Trial date for motivational speaker charged in AZ sweat lodge deaths vacated; no new date set

Associated Press/July 14, 2010

Flagstaff, Arizona - The trial for a motivational speaker charged in the deaths of three people following a sweat lodge ceremony he led in Arizona won't begin next month as planned.

James Arthur Ray has pleaded not guilty to three counts of manslaughter stemming from the deaths last year. His trial was scheduled to start Aug. 31, but a court document released Wednesday said the date was vacated. No new date was set.

Yavapai County Superior Court Judge Warren Darrow recently was assigned to another trial in Prescott after the presiding judge became ill. That trial was expected to overlap with the starting date for Ray's trial, and Darrow noted in court documents that he might not be available until November to review anything but routine matters in Ray's case.

Darrow had suggested the Ray case be handled by another judge, but it hasn't been reassigned.

A hearing on pending motions is set for Aug. 10. They include a motion to move the trial out of Camp Verde, and a request to compel prosecutors to disclose all information regarding the medical examiners' opinions.

Other defense motions seek to have Ray's financial records, testimony from prior Ray-led events and autopsy photographs barred from trial.

Prosecutors earlier asked Darrow to exclude all exhibits in support of the pending defense motions, including photographs, news articles, search warrants and transcripts. They argued submitting the exhibits circumvented the rules of evidence.

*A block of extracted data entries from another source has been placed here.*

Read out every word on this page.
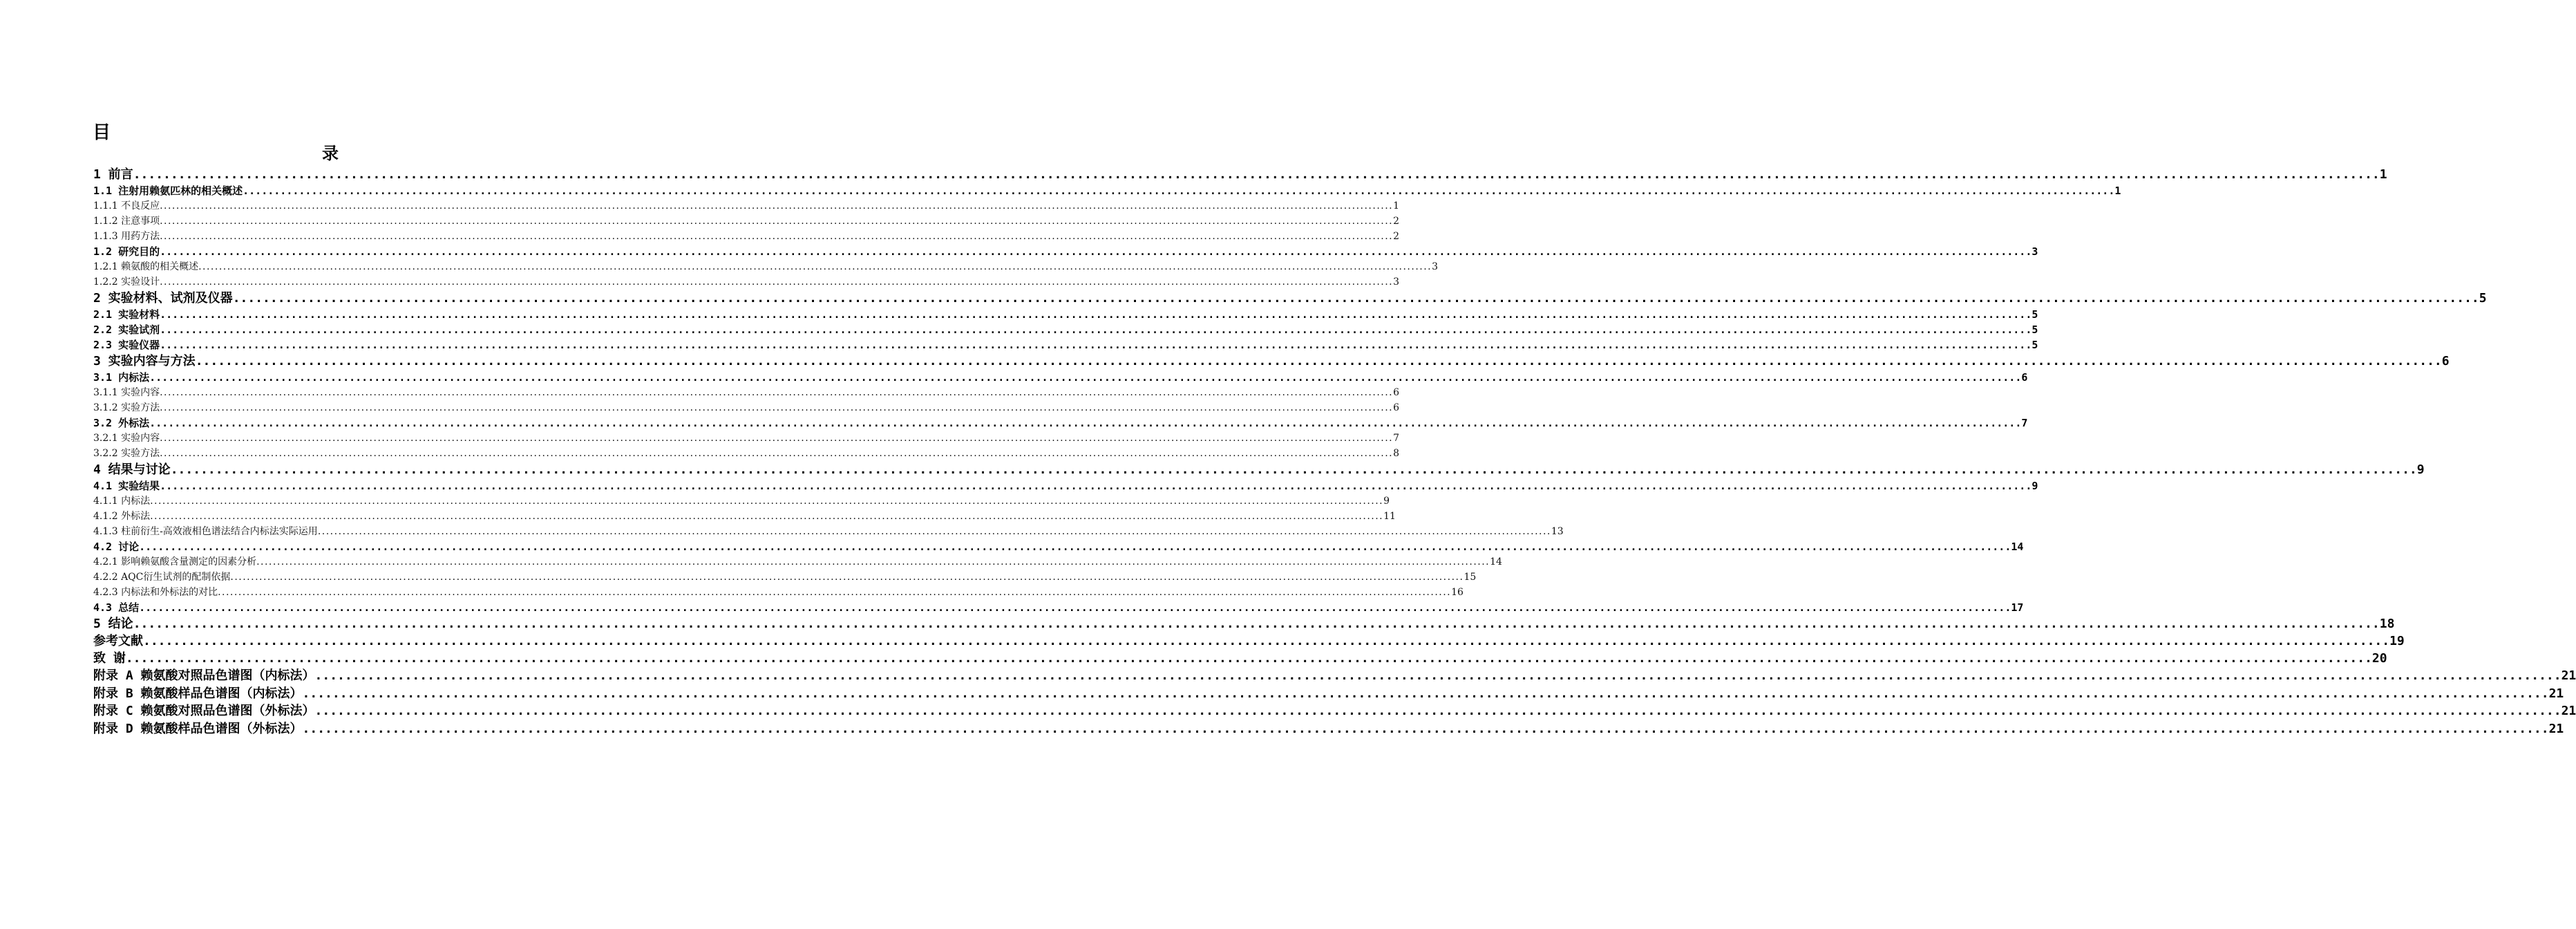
目
录
1 前言 ............................................................................................................................................................................................................................................................................................................ 1
1.1 注射用赖氨匹林的相关概述 ............................................................................................................................................................................................................................................................................................................ 1
1.1.1 不良反应 ............................................................................................................................................................................................................................................................................................................ 1
1.1.2 注意事项 ............................................................................................................................................................................................................................................................................................................ 2
1.1.3 用药方法 ............................................................................................................................................................................................................................................................................................................ 2
1.2 研究目的 ............................................................................................................................................................................................................................................................................................................ 3
1.2.1 赖氨酸的相关概述 ............................................................................................................................................................................................................................................................................................................ 3
1.2.2 实验设计 ............................................................................................................................................................................................................................................................................................................ 3
2 实验材料、试剂及仪器 ............................................................................................................................................................................................................................................................................................................ 5
2.1 实验材料 ............................................................................................................................................................................................................................................................................................................ 5
2.2 实验试剂 ............................................................................................................................................................................................................................................................................................................ 5
2.3 实验仪器 ............................................................................................................................................................................................................................................................................................................ 5
3 实验内容与方法 ............................................................................................................................................................................................................................................................................................................ 6
3.1 内标法 ............................................................................................................................................................................................................................................................................................................ 6
3.1.1 实验内容 ............................................................................................................................................................................................................................................................................................................ 6
3.1.2 实验方法 ............................................................................................................................................................................................................................................................................................................ 6
3.2 外标法 ............................................................................................................................................................................................................................................................................................................ 7
3.2.1 实验内容 ............................................................................................................................................................................................................................................................................................................ 7
3.2.2 实验方法 ............................................................................................................................................................................................................................................................................................................ 8
4 结果与讨论 ............................................................................................................................................................................................................................................................................................................ 9
4.1 实验结果 ............................................................................................................................................................................................................................................................................................................ 9
4.1.1 内标法 ............................................................................................................................................................................................................................................................................................................ 9
4.1.2 外标法 ............................................................................................................................................................................................................................................................................................................ 11
4.1.3 柱前衍生-高效液相色谱法结合内标法实际运用 ............................................................................................................................................................................................................................................................................................................ 13
4.2 讨论 ............................................................................................................................................................................................................................................................................................................ 14
4.2.1 影响赖氨酸含量测定的因素分析 ............................................................................................................................................................................................................................................................................................................ 14
4.2.2 AQC衍生试剂的配制依据 ............................................................................................................................................................................................................................................................................................................ 15
4.2.3 内标法和外标法的对比 ............................................................................................................................................................................................................................................................................................................ 16
4.3 总结 ............................................................................................................................................................................................................................................................................................................ 17
5 结论 ............................................................................................................................................................................................................................................................................................................ 18
参考文献 ............................................................................................................................................................................................................................................................................................................ 19
致 谢 ............................................................................................................................................................................................................................................................................................................ 20
附录 A 赖氨酸对照品色谱图（内标法） ............................................................................................................................................................................................................................................................................................................ 21
附录 B 赖氨酸样品色谱图（内标法） ............................................................................................................................................................................................................................................................................................................ 21
附录 C 赖氨酸对照品色谱图（外标法） ............................................................................................................................................................................................................................................................................................................ 21
附录 D 赖氨酸样品色谱图（外标法） ............................................................................................................................................................................................................................................................................................................ 21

Darrow denied the motion this week.

Ray led more than 50 people in an October sweat lodge as part of his "Spiritual Warrior" retreat near Sedona. Kirby Brown of Westtown, N.Y., James Shore of Milwaukee and Liz Neuman of Prior Lake, Minn., died, and 18 others were injured.

Medical examiners concluded Brown and Shore died of heat stroke and that Neuman's organs shut down due to hyperthermia.

Only the first and last pages of the autopsy reports have been released, and they included no information on how the medical examiners reached their conclusions. Darrow ordered those portions sealed at the request of the state, and defense attorneys did not object.

Sweat lodges commonly are used by American Indian tribes to cleanse the body.